Housing, Multifamily Starts in U.S. Spike 25.5 Percent in October
According the U.S. Department of Housing and Urban Development and the Commerce Department, led by impressive gains in both single-family and multifamily production, nationwide U.S. housing starts surged 25.5 percent in October 2016 to a seasonally adjusted annual rate of 1.32 million units.
Single-family starts reached their highest level since October 2007 while multifamily production jumped 68.8 percent from the previous month.
"These robust figures correlate with strong builder optimism in the housing market," said Ed Brady, chairman of the National Association of Home Builders (NAHB) and a home builder and developer from Bloomington, Ill. "A firming job market, a growing economy and rising household formations will keep the housing recovery on track into next year."
"Multifamily production bounced back after an unusually weak reading last month while single-family starts exhibited unusually strong growth as well," said NAHB Chief Economist Robert Dietz. "Though October's single- and multifamily production rates are clearly unsustainable, we expect continued growth in the housing sector in the months ahead."
Single-family starts rose 10.7 percent in October to a seasonally adjusted annual rate of 869,000 units while multifamily production climbed 68.8 percent to 454,000 units.

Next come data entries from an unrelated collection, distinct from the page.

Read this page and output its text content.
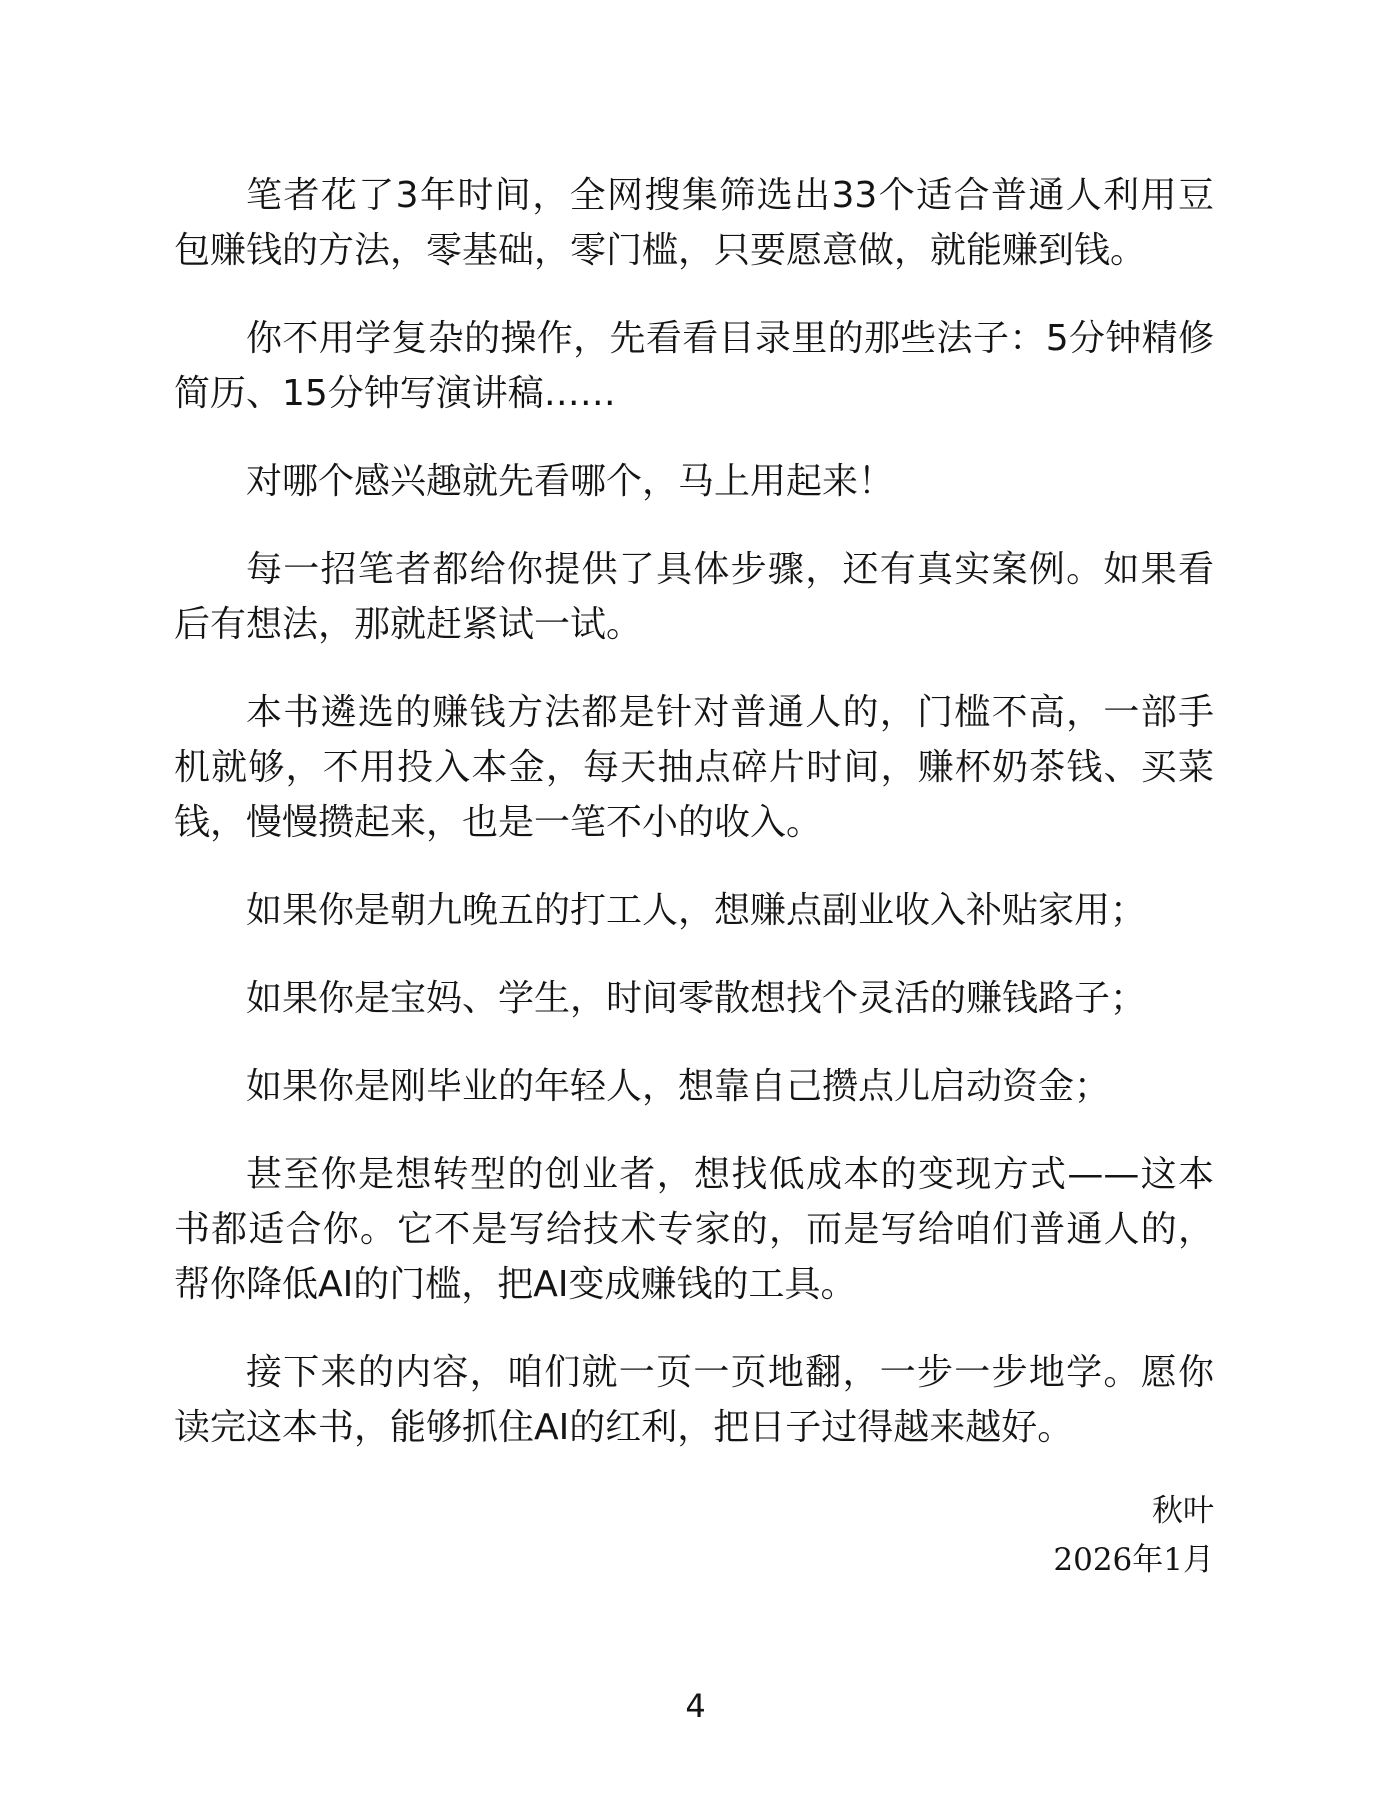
笔者花了3年时间，全网搜集筛选出33个适合普通人利用豆包赚钱的方法，零基础，零门槛，只要愿意做，就能赚到钱。

你不用学复杂的操作，先看看目录里的那些法子：5分钟精修简历、15分钟写演讲稿……

对哪个感兴趣就先看哪个，马上用起来！

每一招笔者都给你提供了具体步骤，还有真实案例。如果看后有想法，那就赶紧试一试。

本书遴选的赚钱方法都是针对普通人的，门槛不高，一部手机就够，不用投入本金，每天抽点碎片时间，赚杯奶茶钱、买菜钱，慢慢攒起来，也是一笔不小的收入。

如果你是朝九晚五的打工人，想赚点副业收入补贴家用；

如果你是宝妈、学生，时间零散想找个灵活的赚钱路子；

如果你是刚毕业的年轻人，想靠自己攒点儿启动资金；

甚至你是想转型的创业者，想找低成本的变现方式——这本书都适合你。它不是写给技术专家的，而是写给咱们普通人的，帮你降低AI的门槛，把AI变成赚钱的工具。

接下来的内容，咱们就一页一页地翻，一步一步地学。愿你读完这本书，能够抓住AI的红利，把日子过得越来越好。

秋叶
2026年1月
4
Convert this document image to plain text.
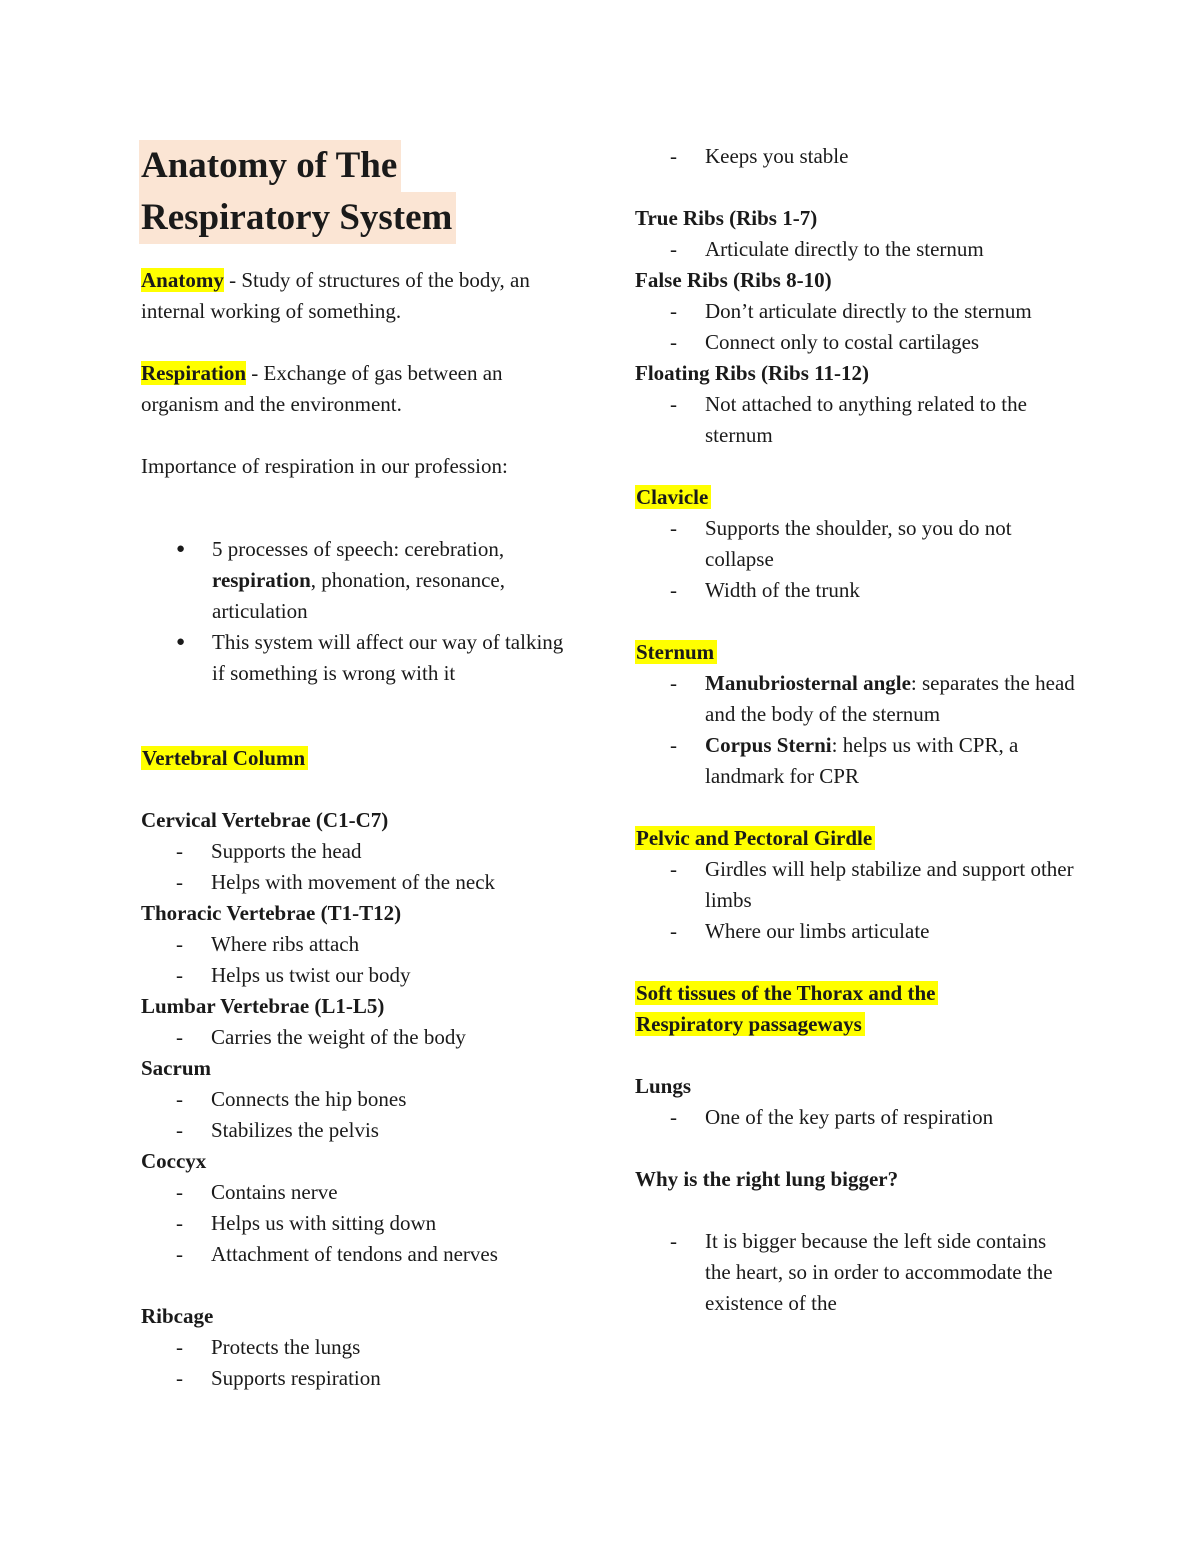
Anatomy of The
Respiratory System

Anatomy - Study of structures of the body, an internal working of something.

Respiration - Exchange of gas between an organism and the environment.

Importance of respiration in our profession:

● 5 processes of speech: cerebration, respiration, phonation, resonance, articulation
● This system will affect our way of talking if something is wrong with it

Vertebral Column

Cervical Vertebrae (C1-C7)

- Supports the head
- Helps with movement of the neck

Thoracic Vertebrae (T1-T12)

- Where ribs attach
- Helps us twist our body

Lumbar Vertebrae (L1-L5)

- Carries the weight of the body

Sacrum

- Connects the hip bones
- Stabilizes the pelvis

Coccyx

- Contains nerve
- Helps us with sitting down
- Attachment of tendons and nerves

Ribcage

- Protects the lungs
- Supports respiration
- Keeps you stable

True Ribs (Ribs 1-7)

- Articulate directly to the sternum

False Ribs (Ribs 8-10)

- Don’t articulate directly to the sternum
- Connect only to costal cartilages

Floating Ribs (Ribs 11-12)

- Not attached to anything related to the sternum

Clavicle

- Supports the shoulder, so you do not collapse
- Width of the trunk

Sternum

- Manubriosternal angle: separates the head and the body of the sternum
- Corpus Sterni: helps us with CPR, a landmark for CPR

Pelvic and Pectoral Girdle

- Girdles will help stabilize and support other limbs
- Where our limbs articulate

Soft tissues of the Thorax and the

Respiratory passageways

Lungs

- One of the key parts of respiration

Why is the right lung bigger?

- It is bigger because the left side contains the heart, so in order to accommodate the existence of the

Combined single- and multifamily starts posted double-digit gains in all four regions in October. The Northeast, Midwest, South and West increased 44.8 percent, 44.1 percent, 17.9 percent and 23.2 percent, respectively.
Overall permit issuance edged up 0.3 percent to a seasonally adjusted annual rate of 1.23 million in October. Single-family permits rose 2.7 percent to a rate of 762,000, while multifamily permits fell 3.3 percent to 467,000.
Permit issuance increased 12.1 percent in the Midwest and 7.5 percent in the West. Meanwhile, the Northeast and South posted respective losses of 21.1 percent and 2.4 percent.
NAR Chief Economist Lawrence Yun' also commented on the report saying, "Housing starts soaring past the 1.3 million mark for the first time since 2007 is big and welcoming news. The choke point of the housing market growth potential has been the lack of supply. The consequent tight inventory conditions has been pushing up home values to rise at faster rate than income growth over the past four years. This in turn has hurt affordability and contributed to the homeownership rate dipping to a 50-year low."
Yun concluded, "Now that supply is improving, future price growth should taper a bit. There is no oversupply threat and even more construction is still needed to help relieve housing shortage. Let's hope the rising construction activity continues."